Interesting. You know QBasic had data limits, but I don't know if QB64 has. A lot of the old restrictions were removed or improved with QB64, but I can't say I know for certain if there are any data limits for the compiler, or the IDE, for that matter. If it's just the IDE that can't handle that many lines of data ad code, then maybe you could compile your program from the Command Prompt: QB64 -c yourfile.BAS
More info on the IDE is here: http://qb64.org/wiki/IDE
Note: There is nothing in the wiki in the IDE page or the DATA keyword page about data amounts.
Pete
There’s limits in QB64, just like everything else. One obvious one is the number of lines a program has. Internal variables are generally defined as LONG types, so there’s never going to be a QB64 program with more than 2,147,483,647 lines in it.

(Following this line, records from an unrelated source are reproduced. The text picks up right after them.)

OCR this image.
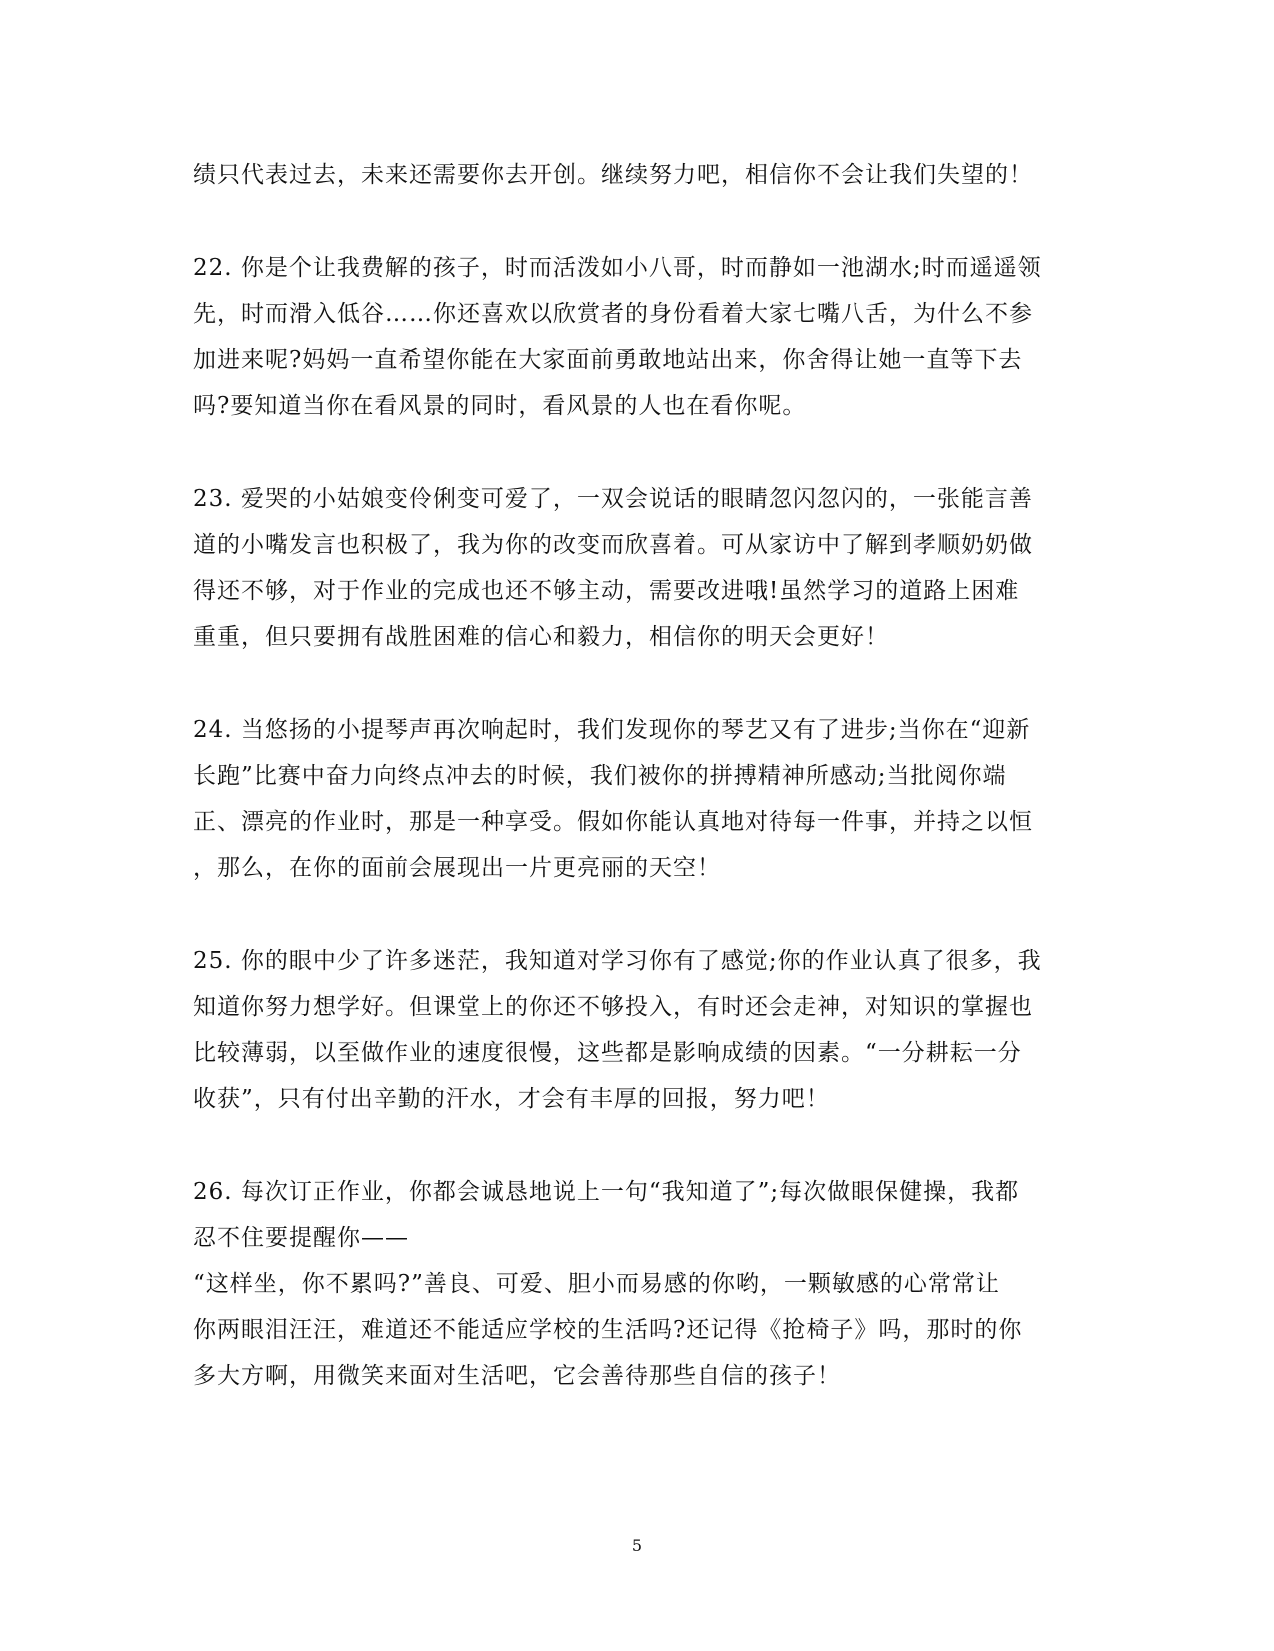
绩只代表过去，未来还需要你去开创。继续努力吧，相信你不会让我们失望的！
22. 你是个让我费解的孩子，时而活泼如小八哥，时而静如一池湖水;时而遥遥领
先，时而滑入低谷……你还喜欢以欣赏者的身份看着大家七嘴八舌，为什么不参
加进来呢?妈妈一直希望你能在大家面前勇敢地站出来，你舍得让她一直等下去
吗?要知道当你在看风景的同时，看风景的人也在看你呢。
23. 爱哭的小姑娘变伶俐变可爱了，一双会说话的眼睛忽闪忽闪的，一张能言善
道的小嘴发言也积极了，我为你的改变而欣喜着。可从家访中了解到孝顺奶奶做
得还不够，对于作业的完成也还不够主动，需要改进哦!虽然学习的道路上困难
重重，但只要拥有战胜困难的信心和毅力，相信你的明天会更好！
24. 当悠扬的小提琴声再次响起时，我们发现你的琴艺又有了进步;当你在“迎新
长跑”比赛中奋力向终点冲去的时候，我们被你的拼搏精神所感动;当批阅你端
正、漂亮的作业时，那是一种享受。假如你能认真地对待每一件事，并持之以恒
，那么，在你的面前会展现出一片更亮丽的天空！
25. 你的眼中少了许多迷茫，我知道对学习你有了感觉;你的作业认真了很多，我
知道你努力想学好。但课堂上的你还不够投入，有时还会走神，对知识的掌握也
比较薄弱，以至做作业的速度很慢，这些都是影响成绩的因素。“一分耕耘一分
收获”，只有付出辛勤的汗水，才会有丰厚的回报，努力吧！
26. 每次订正作业，你都会诚恳地说上一句“我知道了”;每次做眼保健操，我都
忍不住要提醒你——
“这样坐，你不累吗?”善良、可爱、胆小而易感的你哟，一颗敏感的心常常让
你两眼泪汪汪，难道还不能适应学校的生活吗?还记得《抢椅子》吗，那时的你
多大方啊，用微笑来面对生活吧，它会善待那些自信的孩子！
5
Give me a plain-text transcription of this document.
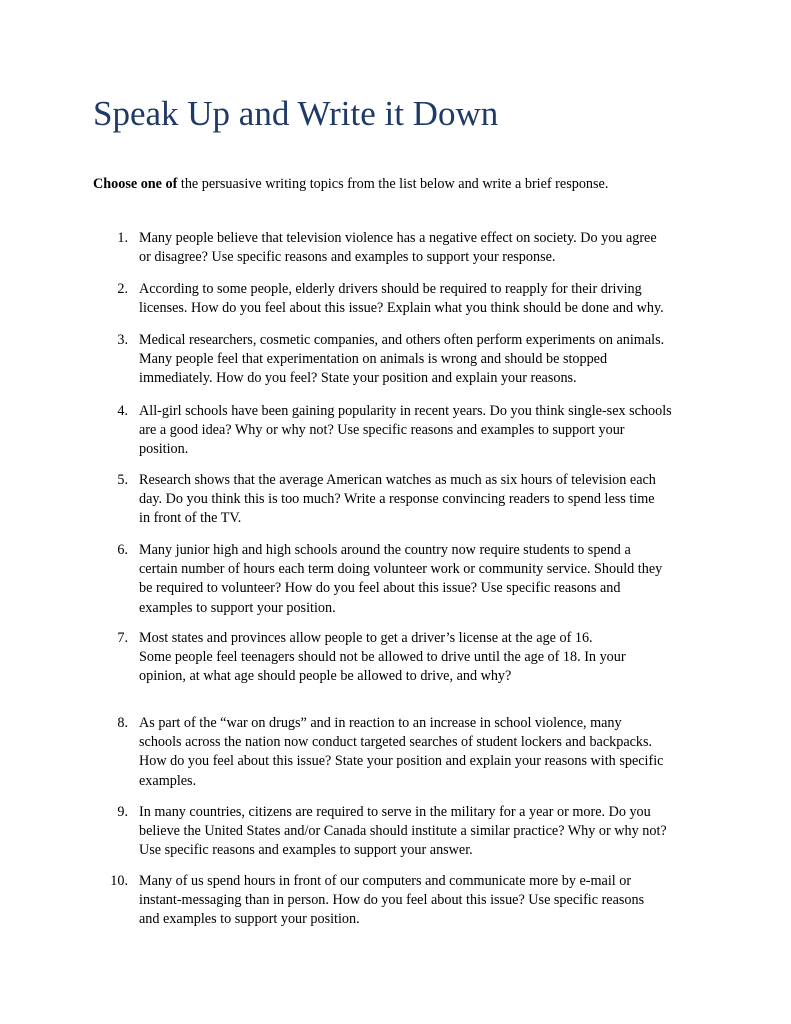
Speak Up and Write it Down

Choose one of the persuasive writing topics from the list below and write a brief response.

1. Many people believe that television violence has a negative effect on society. Do you agree
or disagree? Use specific reasons and examples to support your response.
2. According to some people, elderly drivers should be required to reapply for their driving
licenses. How do you feel about this issue? Explain what you think should be done and why.
3. Medical researchers, cosmetic companies, and others often perform experiments on animals.
Many people feel that experimentation on animals is wrong and should be stopped
immediately. How do you feel? State your position and explain your reasons.
4. All-girl schools have been gaining popularity in recent years. Do you think single-sex schools
are a good idea? Why or why not? Use specific reasons and examples to support your
position.
5. Research shows that the average American watches as much as six hours of television each
day. Do you think this is too much? Write a response convincing readers to spend less time
in front of the TV.
6. Many junior high and high schools around the country now require students to spend a
certain number of hours each term doing volunteer work or community service. Should they
be required to volunteer? How do you feel about this issue? Use specific reasons and
examples to support your position.
7. Most states and provinces allow people to get a driver’s license at the age of 16.
Some people feel teenagers should not be allowed to drive until the age of 18. In your
opinion, at what age should people be allowed to drive, and why?
8. As part of the “war on drugs” and in reaction to an increase in school violence, many
schools across the nation now conduct targeted searches of student lockers and backpacks.
How do you feel about this issue? State your position and explain your reasons with specific
examples.
9. In many countries, citizens are required to serve in the military for a year or more. Do you
believe the United States and/or Canada should institute a similar practice? Why or why not?
Use specific reasons and examples to support your answer.
10. Many of us spend hours in front of our computers and communicate more by e-mail or
instant-messaging than in person. How do you feel about this issue? Use specific reasons
and examples to support your position.
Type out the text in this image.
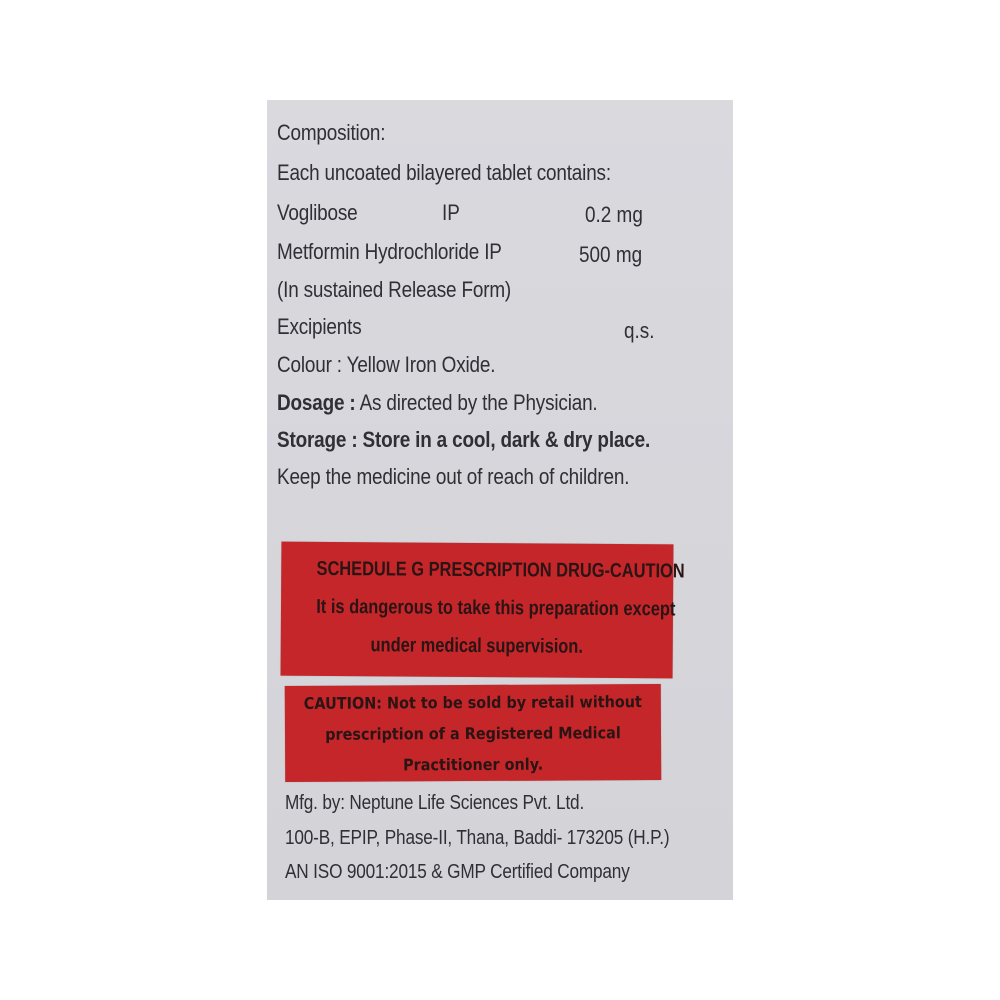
Composition:
Each uncoated bilayered tablet contains:
Voglibose	IP	0.2 mg
Metformin Hydrochloride IP	500 mg
(In sustained Release Form)
Excipients	q.s.
Colour : Yellow Iron Oxide.
Dosage : As directed by the Physician.
Storage : Store in a cool, dark & dry place.
Keep the medicine out of reach of children.
SCHEDULE G PRESCRIPTION DRUG-CAUTION
It is dangerous to take this preparation except
under medical supervision.
CAUTION: Not to be sold by retail without
prescription of a Registered Medical
Practitioner only.
Mfg. by: Neptune Life Sciences Pvt. Ltd.
100-B, EPIP, Phase-II, Thana, Baddi- 173205 (H.P.)
AN ISO 9001:2015 & GMP Certified Company
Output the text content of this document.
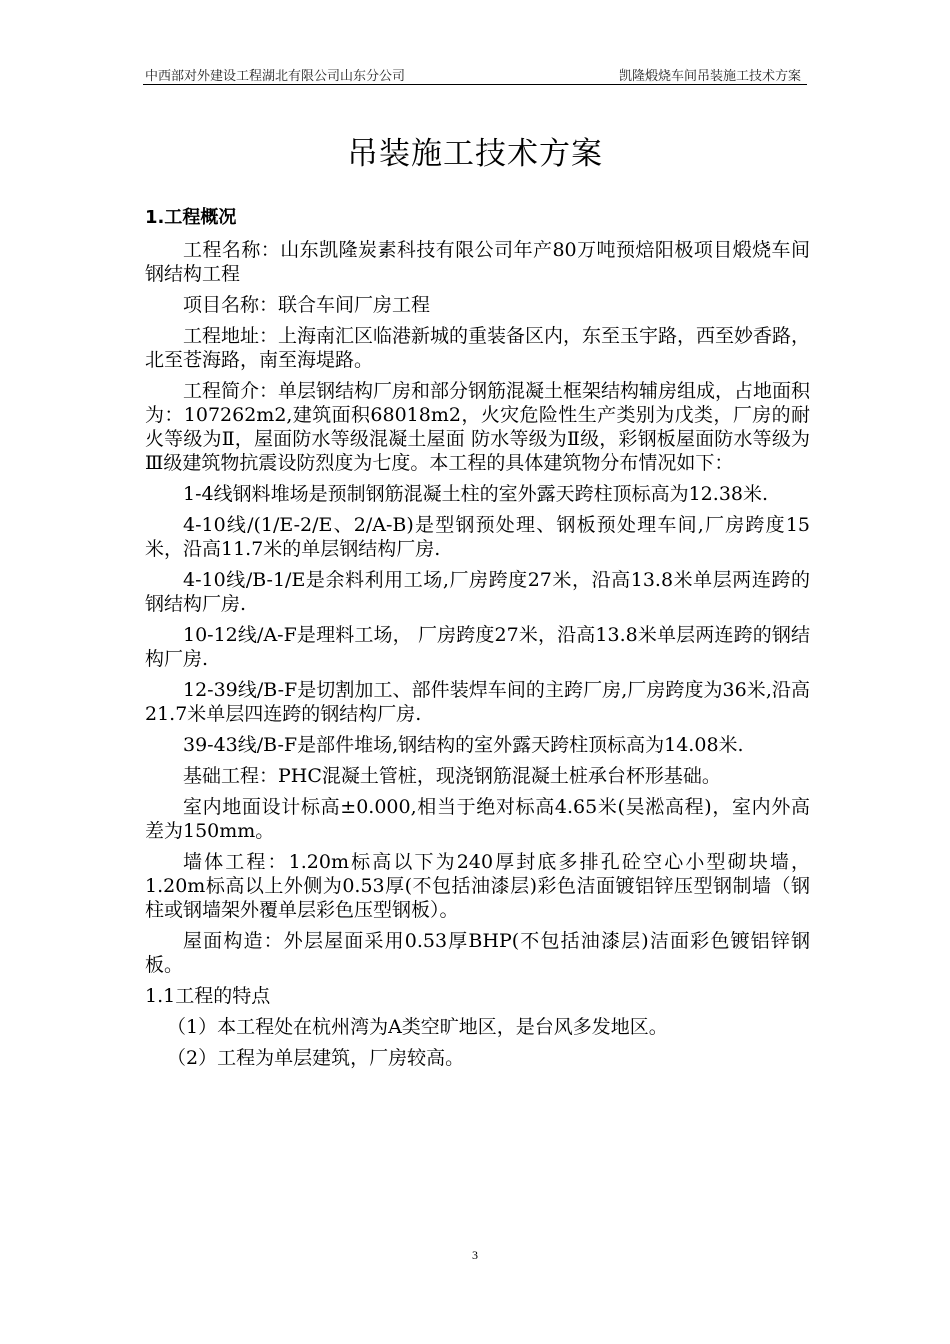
中西部对外建设工程湖北有限公司山东分公司	凯隆煅烧车间吊装施工技术方案
吊装施工技术方案
1.工程概况

工程名称：山东凯隆炭素科技有限公司年产80万吨预焙阳极项目煅烧车间钢结构工程

项目名称：联合车间厂房工程

工程地址：上海南汇区临港新城的重装备区内，东至玉宇路，西至妙香路，北至苍海路，南至海堤路。

工程简介：单层钢结构厂房和部分钢筋混凝土框架结构辅房组成，占地面积为：107262m2,建筑面积68018m2，火灾危险性生产类别为戊类，厂房的耐火等级为Ⅱ，屋面防水等级混凝土屋面 防水等级为Ⅱ级，彩钢板屋面防水等级为Ⅲ级建筑物抗震设防烈度为七度。本工程的具体建筑物分布情况如下：

1-4线钢料堆场是预制钢筋混凝土柱的室外露天跨柱顶标高为12.38米.

4-10线/(1/E-2/E、2/A-B)是型钢预处理、钢板预处理车间,厂房跨度15米，沿高11.7米的单层钢结构厂房.

4-10线/B-1/E是余料利用工场,厂房跨度27米，沿高13.8米单层两连跨的钢结构厂房.

10-12线/A-F是理料工场， 厂房跨度27米，沿高13.8米单层两连跨的钢结构厂房.

12-39线/B-F是切割加工、部件装焊车间的主跨厂房,厂房跨度为36米,沿高21.7米单层四连跨的钢结构厂房.

39-43线/B-F是部件堆场,钢结构的室外露天跨柱顶标高为14.08米.

基础工程：PHC混凝土管桩，现浇钢筋混凝土桩承台杯形基础。

室内地面设计标高±0.000,相当于绝对标高4.65米(吴淞高程)，室内外高差为150mm。

墙体工程：1.20m标高以下为240厚封底多排孔砼空心小型砌块墙，1.20m标高以上外侧为0.53厚(不包括油漆层)彩色洁面镀铝锌压型钢制墙（钢柱或钢墙架外覆单层彩色压型钢板）。

屋面构造：外层屋面采用0.53厚BHP(不包括油漆层)洁面彩色镀铝锌钢板。

1.1工程的特点

（1）本工程处在杭州湾为A类空旷地区，是台风多发地区。

（2）工程为单层建筑，厂房较高。

3
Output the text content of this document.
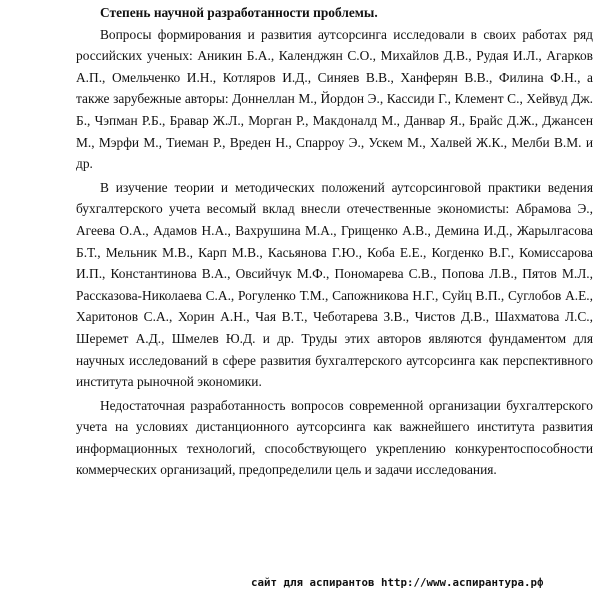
Степень научной разработанности проблемы.

Вопросы формирования и развития аутсорсинга исследовали в своих работах ряд российских ученых: Аникин Б.А., Календжян С.О., Михайлов Д.В., Рудая И.Л., Агарков А.П., Омельченко И.Н., Котляров И.Д., Синяев В.В., Ханферян В.В., Филина Ф.Н., а также зарубежные авторы: Доннеллан М., Йордон Э., Кассиди Г., Клемент С., Хейвуд Дж. Б., Чэпман Р.Б., Бравар Ж.Л., Морган Р., Макдоналд М., Данвар Я., Брайс Д.Ж., Джансен М., Мэрфи М., Тиеман Р., Вреден Н., Спарроу Э., Ускем М., Халвей Ж.К., Мелби В.М. и др.

В изучение теории и методических положений аутсорсинговой практики ведения бухгалтерского учета весомый вклад внесли отечественные экономисты: Абрамова Э., Агеева О.А., Адамов Н.А., Вахрушина М.А., Грищенко А.В., Демина И.Д., Жарылгасова Б.Т., Мельник М.В., Карп М.В., Касьянова Г.Ю., Коба Е.Е., Когденко В.Г., Комиссарова И.П., Константинова В.А., Овсийчук М.Ф., Пономарева С.В., Попова Л.В., Пятов М.Л., Рассказова-Николаева С.А., Рогуленко Т.М., Сапожникова Н.Г., Суйц В.П., Суглобов А.Е., Харитонов С.А., Хорин А.Н., Чая В.Т., Чеботарева З.В., Чистов Д.В., Шахматова Л.С., Шеремет А.Д., Шмелев Ю.Д. и др. Труды этих авторов являются фундаментом для научных исследований в сфере развития бухгалтерского аутсорсинга как перспективного института рыночной экономики.

Недостаточная разработанность вопросов современной организации бухгалтерского учета на условиях дистанционного аутсорсинга как важнейшего института развития информационных технологий, способствующего укреплению конкурентоспособности коммерческих организаций, предопределили цель и задачи исследования.

сайт для аспирантов http://www.аспирантура.рф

And, of course, your whole program is stored in idet$, which has a string limit of 2,147,483,647 bytes, so no program is going to be longer than that, no matter what.
Limits abound, by various internal variable types and memory limitations. What’s the *first* limit we can hit?? I dunno. With the “mega cena database” (I think that was the lotto program name), I know you can’t load the text file we generated into QB64. (Or Notepad either, for that matter.) it’s only 52 million lines (much less than a LONG value), but it’ll freeze the IDE and error it out.
QB64 just wasn’t created to work with BAS files hundreds of MB in size.